From Mortgage Professional Australia.
Banks will be free to take their own approaches to broker remuneration after the Australian Bankers Association abandoned a key part of the Sedgwick Review.
Originally the ABA set out for banks to collectively develop “guiding principles” for the way banks remuneration brokers and their own staff. However, the preparation, consultation and finalisation of guiding principles will no longer take place, according to an update on the ABA’s work by independent but ABA-commissioned reviewer Ian McPhee.
Each bank will instead develop its own approach to commission, a move receiving scathing criticism from McPhee: “In taking this decision to vary its implementation plan, the industry has forgone the opportunity to establish guiding principles and demonstrate strong leadership in this area which has traditionally had a high profile, by building on the momentum for change stimulated by the Sedgwick Review and ASIC’s review of mortgage broker remuneration.”
Banks have also dropped their original plan to work directly with legislators to change broker remuneration, McPhee reported. Instead, they will work with brokers within the Combined Industry Forum and “proceed without the need for regulatory or legislative intervention to achieve the outcome of improved payments and governance practices.”
Clearing the path for the Combined Industry Forum
McPhee’s finding that the ABA has effectively sidelined its own report represents a huge victory for brokers.
Sedgwick recommended ‘guiding principles’ which included decoupling remuneration from loan size and bringing broker governance in line with that of retail bank staff.
Furthermore, Sedgwick recommended banks implement these changes by 2020, putting banks on a completely different timeline to that adopted by brokers and the Government following ASIC’s separate remuneration review.
Now banks can develop their own principles for remuneration, they will be free to take pragmatic approaches to commissions which better meet brokers’ expectations. It also opens up the intriguing possibility that banks who are more reliant on brokers – such as the non-majors – could adopt more generous remuneration arrangements than those with larger direct channels.
The signs of division
MPA reported earlier this week that the Sedgwick’s proposals could soon be buried by the banks.

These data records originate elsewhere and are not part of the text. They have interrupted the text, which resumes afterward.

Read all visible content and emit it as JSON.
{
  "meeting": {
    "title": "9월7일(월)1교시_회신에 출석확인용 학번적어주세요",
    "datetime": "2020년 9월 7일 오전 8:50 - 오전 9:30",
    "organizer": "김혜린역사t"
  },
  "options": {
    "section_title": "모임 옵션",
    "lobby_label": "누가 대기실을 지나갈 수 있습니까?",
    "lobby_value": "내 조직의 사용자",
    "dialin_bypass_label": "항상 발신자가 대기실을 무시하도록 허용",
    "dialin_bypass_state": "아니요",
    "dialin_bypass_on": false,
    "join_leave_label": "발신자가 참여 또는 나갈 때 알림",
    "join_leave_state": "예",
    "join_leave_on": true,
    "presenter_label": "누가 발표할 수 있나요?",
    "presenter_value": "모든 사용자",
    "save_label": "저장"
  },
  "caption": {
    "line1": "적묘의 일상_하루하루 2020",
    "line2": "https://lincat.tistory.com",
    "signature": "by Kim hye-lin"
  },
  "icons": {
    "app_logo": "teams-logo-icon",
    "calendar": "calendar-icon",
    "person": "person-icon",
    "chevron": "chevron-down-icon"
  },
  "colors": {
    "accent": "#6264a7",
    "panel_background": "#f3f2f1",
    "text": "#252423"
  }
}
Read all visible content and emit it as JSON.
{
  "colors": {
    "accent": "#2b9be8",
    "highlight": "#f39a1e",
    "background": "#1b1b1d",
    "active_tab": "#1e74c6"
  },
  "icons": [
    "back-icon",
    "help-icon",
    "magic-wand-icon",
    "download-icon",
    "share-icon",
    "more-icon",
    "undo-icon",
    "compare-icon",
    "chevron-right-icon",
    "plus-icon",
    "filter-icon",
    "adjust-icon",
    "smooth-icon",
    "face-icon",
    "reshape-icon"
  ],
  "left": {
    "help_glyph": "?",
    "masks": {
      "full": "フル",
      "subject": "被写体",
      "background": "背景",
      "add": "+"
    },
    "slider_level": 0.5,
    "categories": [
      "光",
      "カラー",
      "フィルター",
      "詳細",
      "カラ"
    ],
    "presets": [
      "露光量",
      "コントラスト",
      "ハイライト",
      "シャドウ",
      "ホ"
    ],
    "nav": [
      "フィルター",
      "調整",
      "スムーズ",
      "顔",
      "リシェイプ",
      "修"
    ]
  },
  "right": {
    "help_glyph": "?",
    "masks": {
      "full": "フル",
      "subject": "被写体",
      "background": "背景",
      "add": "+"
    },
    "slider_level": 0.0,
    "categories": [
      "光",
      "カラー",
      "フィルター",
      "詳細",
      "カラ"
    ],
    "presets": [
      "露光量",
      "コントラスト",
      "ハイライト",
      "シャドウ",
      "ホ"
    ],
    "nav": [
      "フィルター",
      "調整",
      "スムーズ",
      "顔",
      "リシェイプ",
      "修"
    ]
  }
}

The first signs of division emerged during the Treasury’s consultation process following ASIC’s Review, where different banks took very different views to those expressed by Sedgwick.
Westpac explicitly criticised the use of flat fees, noting: “a flat fee commission structure could prompt an increase in split banking as brokers seek to maximise income by submitting smaller deals.”
The final straw may have been the announcement that ANZ CEO Shayne Elliott would be the ABA’s next chairman. Elliott told the House of Representatives last week the commission changes were ‘complicated’ and needed more work: deputy CEO Graham Hodges added that “the devil’s in the detail because clearly, it’s going to affect thousands of brokers.”